Vector bundle of dimension $\leqslant n$ on $n$-connected space is trivial

Question

I wonder whether any vector bundle of dimension $\leqslant n$ on an $n$-connected CW-complex is trivial? It seems that,

1. the complex can be given cellular structure with exactly one 0-dimensional cell and no other cells of dimension $\leqslant n$,
2. there is a inner product on the vector bundle by the paracompactness of CW-complexes,
3. the corresponding $S^{n-1}$-fiber bundle, by some obstruction theory argument (I am not sure which one, but it should use the fact that all maps $S^{\leqslant (n-1)} \to S^n$ are homotopic), has a section,
4. and its orthogonal complement has smaller dimension, so allowing the proof by induction.

For $n=1$ it is true: any covering (with two sheets) over simply-connected space is trivial.
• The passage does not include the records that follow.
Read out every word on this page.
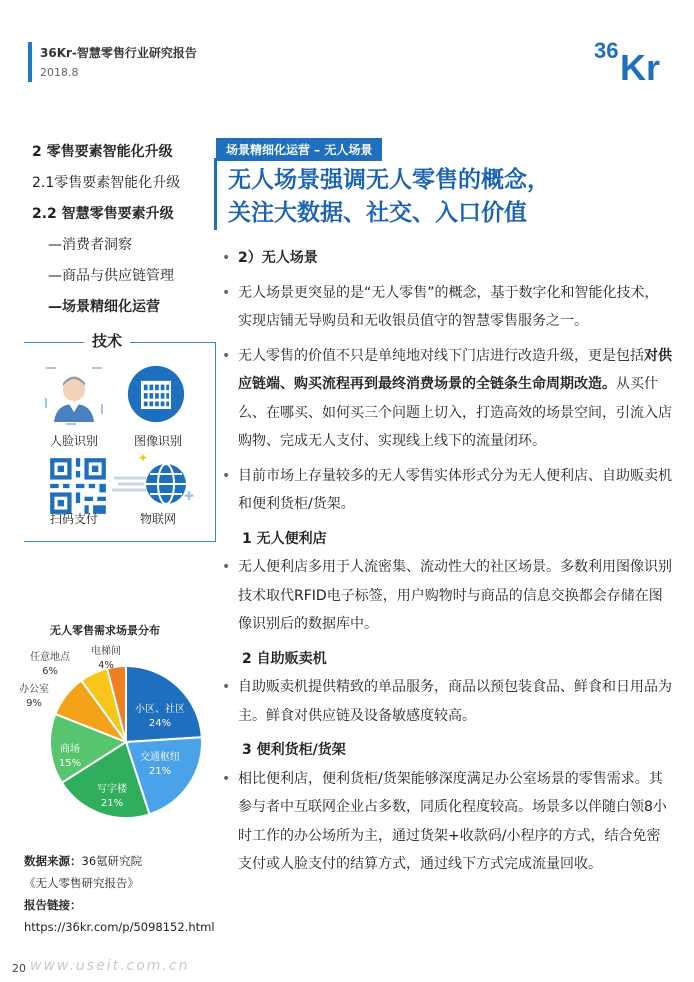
36Kr-智慧零售行业研究报告
2018.8
36 Kr
2 零售要素智能化升级
2.1零售要素智能化升级
2.2 智慧零售要素升级
—消费者洞察
—商品与供应链管理
—场景精细化运营
技术
人脸识别	图像识别
扫码支付
✦
✚
物联网
无人零售需求场景分布
小区、社区
24%
交通枢纽
21%
写字楼
21%
商场
15%
办公室
9%
任意地点
6%
电梯间
4%
数据来源：36氪研究院
《无人零售研究报告》
报告链接：
https://36kr.com/p/5098152.html
20 www.useit.com.cn
场景精细化运营 – 无人场景
无人场景强调无人零售的概念，
关注大数据、社交、入口价值
• 2）无人场景
• 无人场景更突显的是“无人零售”的概念，基于数字化和智能化技术，实现店铺无导购员和无收银员值守的智慧零售服务之一。
• 无人零售的价值不只是单纯地对线下门店进行改造升级，更是包括对供应链端、购买流程再到最终消费场景的全链条生命周期改造。从买什么、在哪买、如何买三个问题上切入，打造高效的场景空间，引流入店购物、完成无人支付、实现线上线下的流量闭环。
• 目前市场上存量较多的无人零售实体形式分为无人便利店、自助贩卖机和便利货柜/货架。
1 无人便利店
• 无人便利店多用于人流密集、流动性大的社区场景。多数利用图像识别技术取代RFID电子标签，用户购物时与商品的信息交换都会存储在图像识别后的数据库中。
2 自助贩卖机
• 自助贩卖机提供精致的单品服务，商品以预包装食品、鲜食和日用品为主。鲜食对供应链及设备敏感度较高。
3 便利货柜/货架
• 相比便利店，便利货柜/货架能够深度满足办公室场景的零售需求。其参与者中互联网企业占多数，同质化程度较高。场景多以伴随白领8小时工作的办公场所为主，通过货架+收款码/小程序的方式，结合免密支付或人脸支付的结算方式，通过线下方式完成流量回收。
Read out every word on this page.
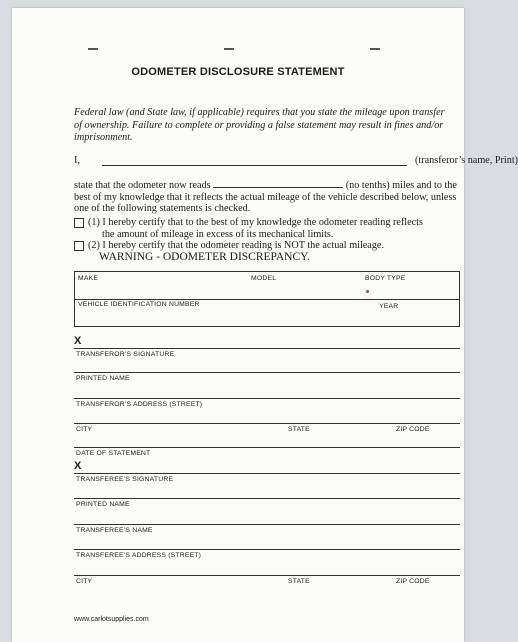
ODOMETER DISCLOSURE STATEMENT
Federal law (and State law, if applicable) requires that you state the mileage upon transfer of ownership. Failure to complete or providing a false statement may result in fines and/or imprisonment.
I,	(transferor’s name, Print)
state that the odometer now reads	(no tenths) miles and to the best of my knowledge that it reflects the actual mileage of the vehicle described below, unless one of the following statements is checked.
(1) I hereby certify that to the best of my knowledge the odometer reading reflects
the amount of mileage in excess of its mechanical limits.
(2) I hereby certify that the odometer reading is NOT the actual mileage.
WARNING - ODOMETER DISCREPANCY.
MAKE	MODEL	BODY TYPE
VEHICLE IDENTIFICATION NUMBER	YEAR
X
TRANSFEROR’S SIGNATURE
PRINTED NAME
TRANSFEROR’S ADDRESS (STREET)
CITY	STATE	ZIP CODE
DATE OF STATEMENT
X
TRANSFEREE’S SIGNATURE
PRINTED NAME
TRANSFEREE’S NAME
TRANSFEREE’S ADDRESS (STREET)
CITY	STATE	ZIP CODE
www.carlotsupplies.com
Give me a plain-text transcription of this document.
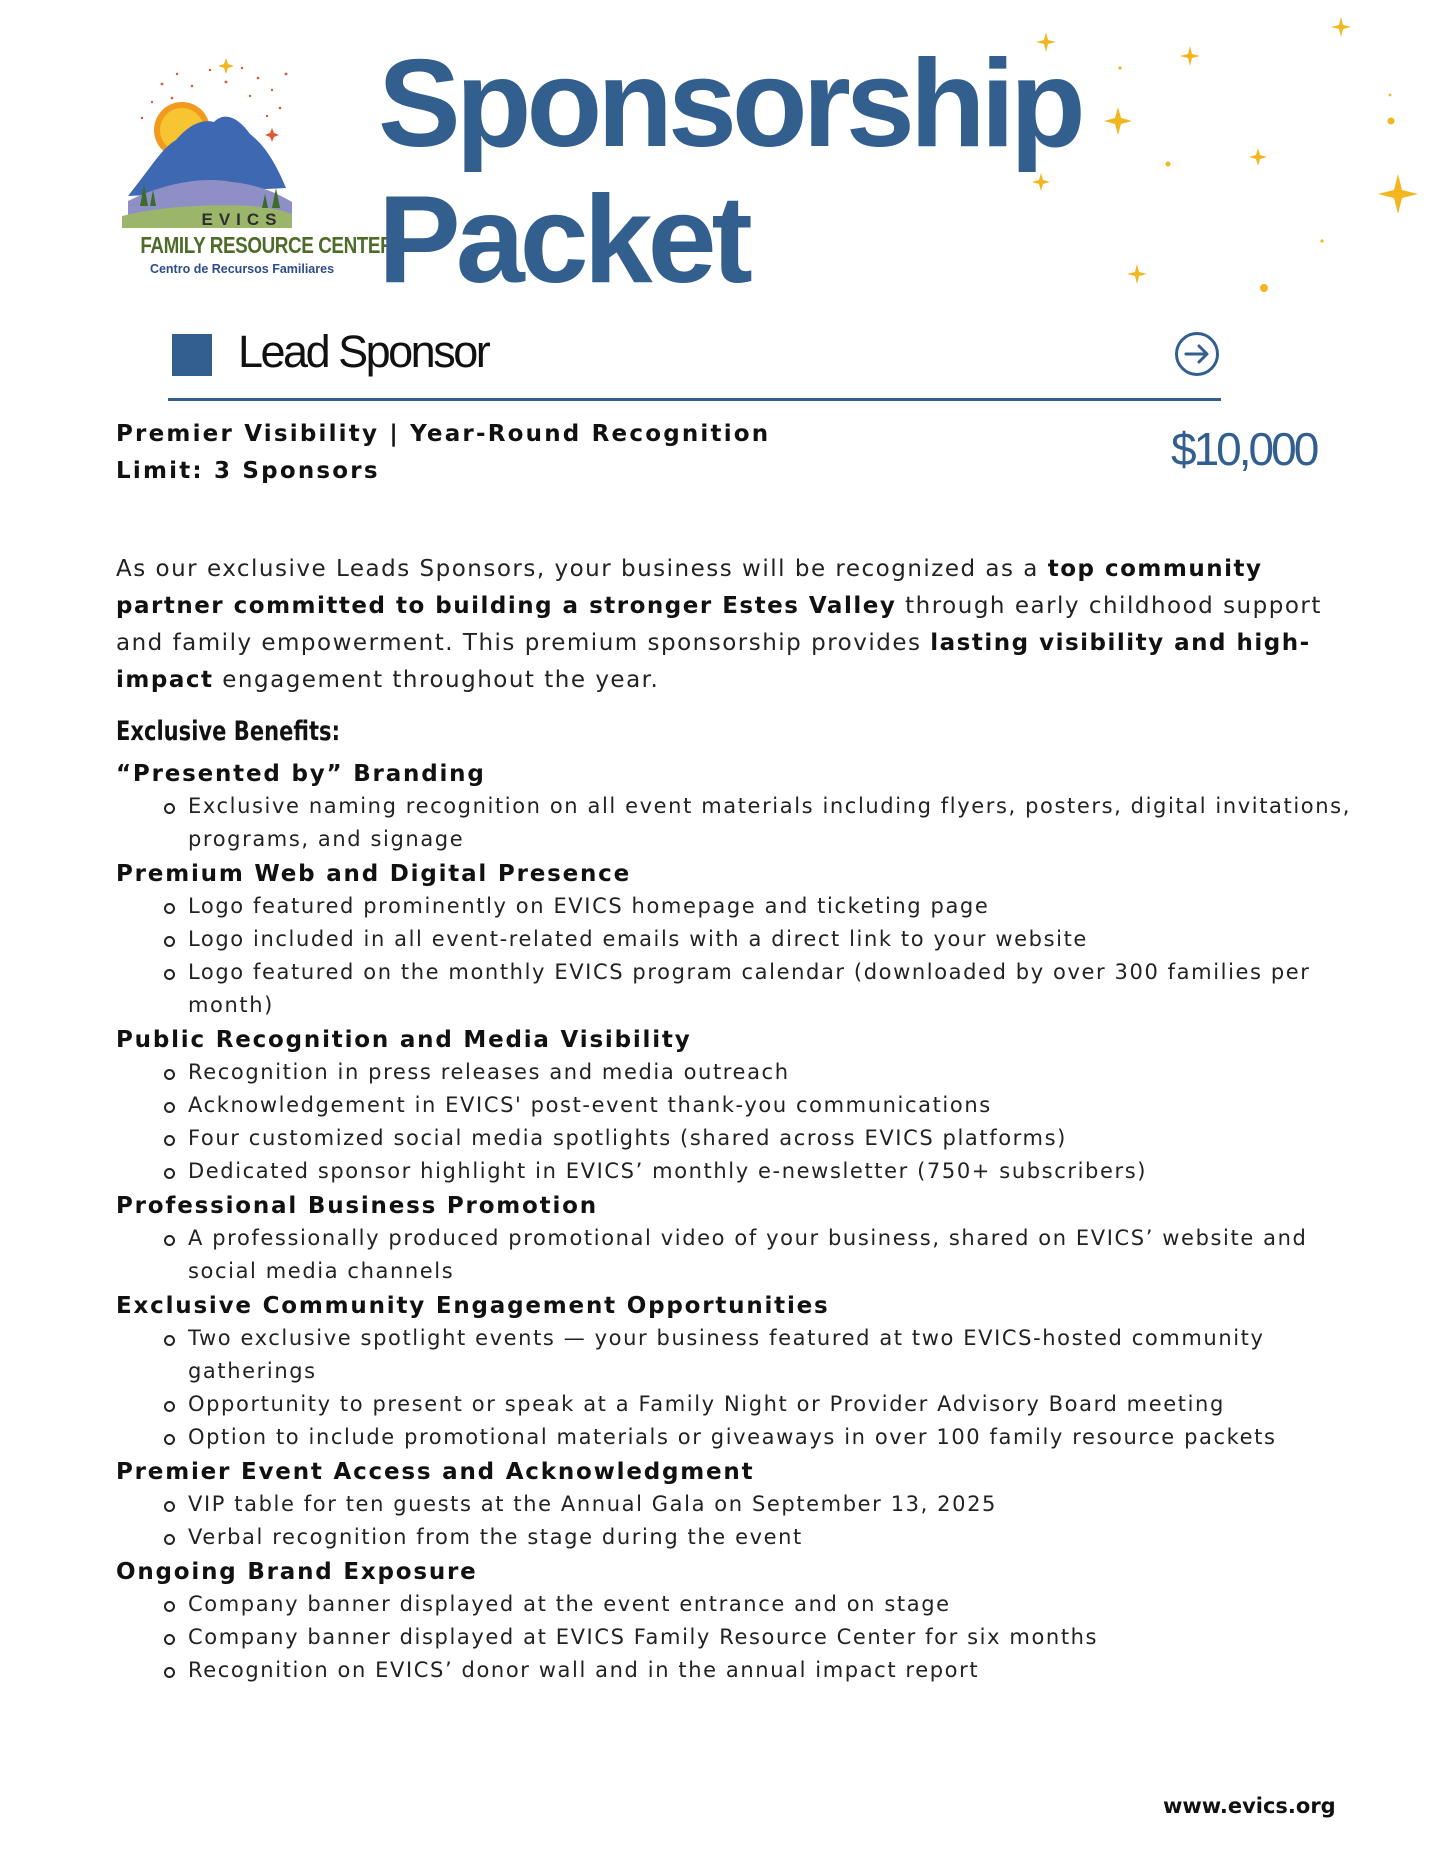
EVICS
FAMILY RESOURCE CENTER
Centro de Recursos Familiares
Sponsorship
Packet
Lead Sponsor
Premier Visibility | Year-Round Recognition
Limit: 3 Sponsors	$10,000

As our exclusive Leads Sponsors, your business will be recognized as a top community partner committed to building a stronger Estes Valley through early childhood support and family empowerment. This premium sponsorship provides lasting visibility and high-impact engagement throughout the year.

Exclusive Benefits:
“Presented by” Branding
Exclusive naming recognition on all event materials including flyers, posters, digital invitations, programs, and signage
Premium Web and Digital Presence
Logo featured prominently on EVICS homepage and ticketing page
Logo included in all event-related emails with a direct link to your website
Logo featured on the monthly EVICS program calendar (downloaded by over 300 families per month)
Public Recognition and Media Visibility
Recognition in press releases and media outreach
Acknowledgement in EVICS' post-event thank-you communications
Four customized social media spotlights (shared across EVICS platforms)
Dedicated sponsor highlight in EVICS’ monthly e-newsletter (750+ subscribers)
Professional Business Promotion
A professionally produced promotional video of your business, shared on EVICS’ website and social media channels
Exclusive Community Engagement Opportunities
Two exclusive spotlight events — your business featured at two EVICS-hosted community gatherings
Opportunity to present or speak at a Family Night or Provider Advisory Board meeting
Option to include promotional materials or giveaways in over 100 family resource packets
Premier Event Access and Acknowledgment
VIP table for ten guests at the Annual Gala on September 13, 2025
Verbal recognition from the stage during the event
Ongoing Brand Exposure
Company banner displayed at the event entrance and on stage
Company banner displayed at EVICS Family Resource Center for six months
Recognition on EVICS’ donor wall and in the annual impact report
www.evics.org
But I have not found the general statement anywhere, so it there an error?

Answer 1

Your proposed argument fails at the third step. It is just not true that if $X$ is $n$-connected then every $S^{n-1}$-bundle over it is trivial.

The desired statement is not even true rationally: the rational homotopy groups of $BO(n)$ are not hard to calculate and in particular for $n \ge 3$,

$$\pi_{4n-4}(BO(2n)) \otimes \mathbb{Q} \cong \mathbb{Q}$$

so it follows that there are countably many nontrivial $2n$-dimensional real vector bundles over $S^{4n-4}$, which moreover can be distinguished by their Pontryagin classes $p_{n-1}$, and this gives an infinite family of counterexamples to the desired statement.

Answer 2

No, this is not the case. As Najib points out in the comments, this is the same as asking "if $X$ is $n$-connected, is every map $X \to BO(n)$ null-homotopic?"

Instead, let's show this isn't true for oriented bundles; if every bundle is (unoriented) trivial, then there are 2 oriented bundles up to isomorphism.

Take $X = S^4$ and $n = 3$. $SO(3)$ has a double cover isomorphic to the group of unit quaternions $S^3$, which fits into a fibration $\Bbb Z/2\Bbb Z\to BSO(3) \to BS^3$, and $BS^3 = \Bbb{HP}^\infty$ (this coming from a more general fibration $G/H \to BH \to BG$). Passing to the long exact sequence of homotopy groups we see $\pi_k(BSO(3)) = \pi_k(\Bbb{HP}^\infty)$. By cellular approximation, $\pi_4(\Bbb{HP}^\infty) = \pi_4(S^4) \cong \Bbb Z$, which gives far more oriented 3-bundles over $S^4$ than possible if they were all (unoriented) trivial.

Answer 3

This is more of a comment on the other answers.

We can interpret the case $n = 0$ in terms of classifying spaces as well. The point is that $BO(1) = \mathbb{RP^{\infty}}$, and any map $f$ from a simply connected space $X$ to $BO(1)$ will lift to the universal cover of $BO(1)$, which is $S^{\infty}$. In particular, $f$ will factor through a contractible space, and thus is null homotopic.

Of course, one can also prove this more directly, also using the lifting lemma on the simply connected space itself, and without referring to classifying spaces. But phrasing it this way makes it natural that one would want to a "lifting" lemma for universal principle bundles (in particular for $G = O(n)$). However, there doesn't seem to be one, as the answers to this question show. (Or if there is one, it is more subtle than just checking induced maps on homotopy groups.) (Note that the map corresponding to a vector bundle lifts to the universal bundle, which is contractible, iff the map is homotopic, iff the vector bundle is trivial.)